Is Obamacare too much work for the Obama administration?
By Sarah Kliff on November 12, 2012 | The Washington Post
By the end of this week, states must decide whether they will build a health-insurance exchange or leave the task to the federal government. The question is, with as many as 17 states expected to leave it to the feds, can the Obama administration handle the workload.

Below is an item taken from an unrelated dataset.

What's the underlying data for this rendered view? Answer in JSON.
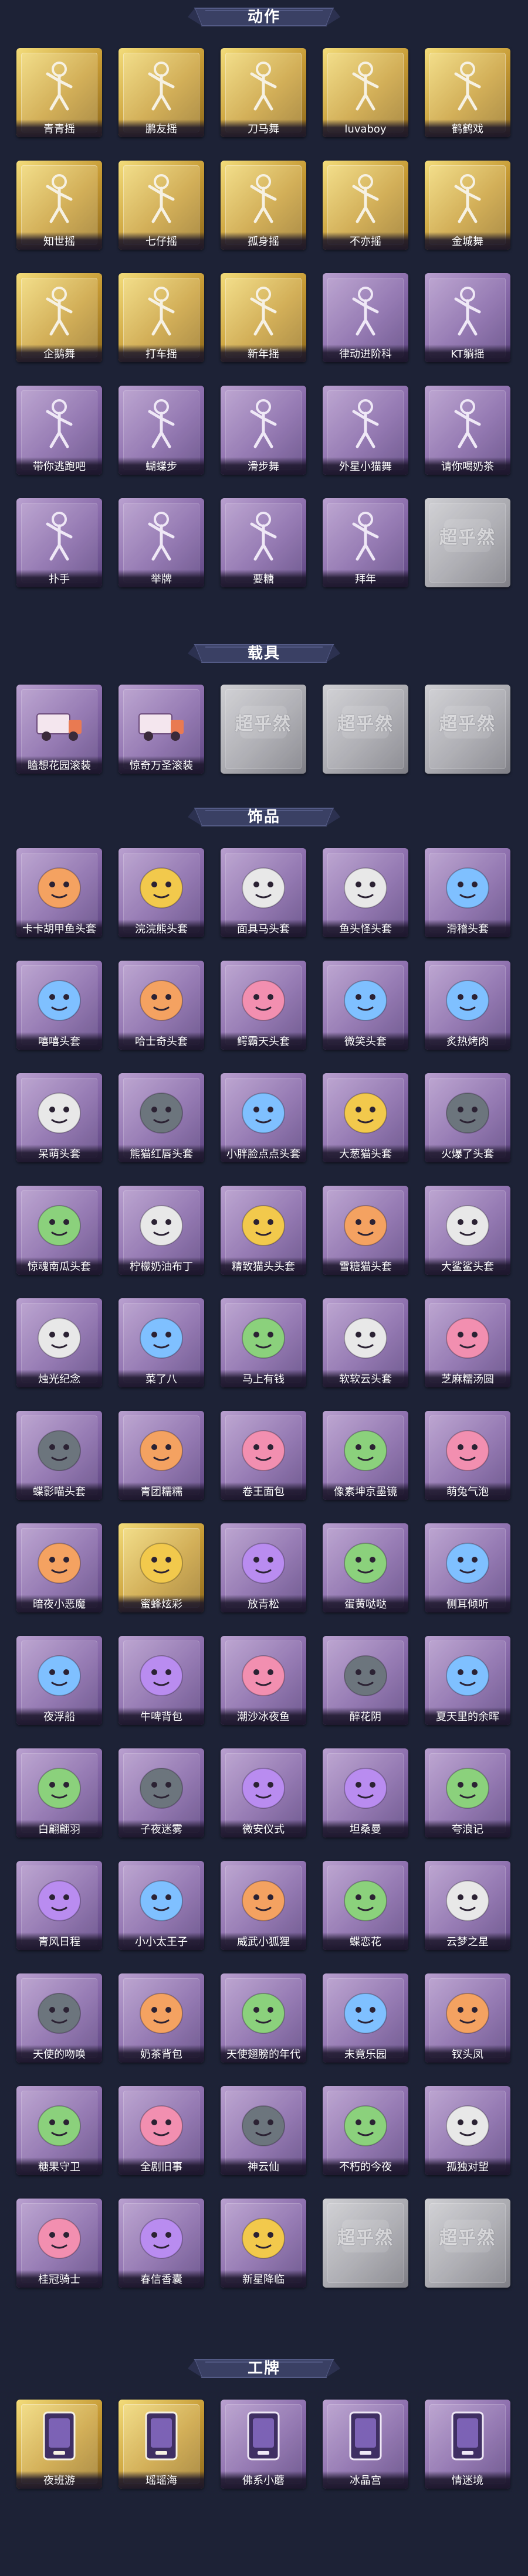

“These are systems that typically take two or three years to build,” says Kevin Walsh, managing director of insurance exchange services at Xerox. “The last time I looked at the calendar, that’s not what we’re working with.”
When Walsh meets with state officials deciding whether to build a health exchange, he brings a chart. It outlines how to build the insurance marketplace required under the Affordable Care Act. To call it complex would probably be an understatement:
These marketplaces often get described as a Travelocity or Expedia for health benefits. While that might be the case for the consumer experience, experts say the underlying technology is hugely more complex, a maze of interconnecting computer systems meant to deliver health insurance to 30 million Americans.
“The reality is, states and the federal government are building something new,” says Pat Howard, who runs state health issues for consulting firm Deloitte. “There’s a rough blueprint in terms of federal regulations, but there’s still a number of decisions that need to happen to operationalize this.”
A health exchange’s first task is ensuring that those who are eligible for benefits know about them — right now, research suggests three-quarters have no idea.
That suggests a huge outreach challenge — and one the federal government may not be ideally suited to completing. Evidence suggests that it works better when it caters to local markets. Massachusetts, for example, saw high enrollment after it partnered with the Red Sox to promote its health-insurance exchange.
After people become aware of benefits, the health exchange faces its biggest challenge: Figuring out who is eligible for what. In many states those who earn less than 133 percent of the Federal Poverty Line are eligible for Medicaid — except if the state has already extended benefits to an even higher level, as 35 states have for children.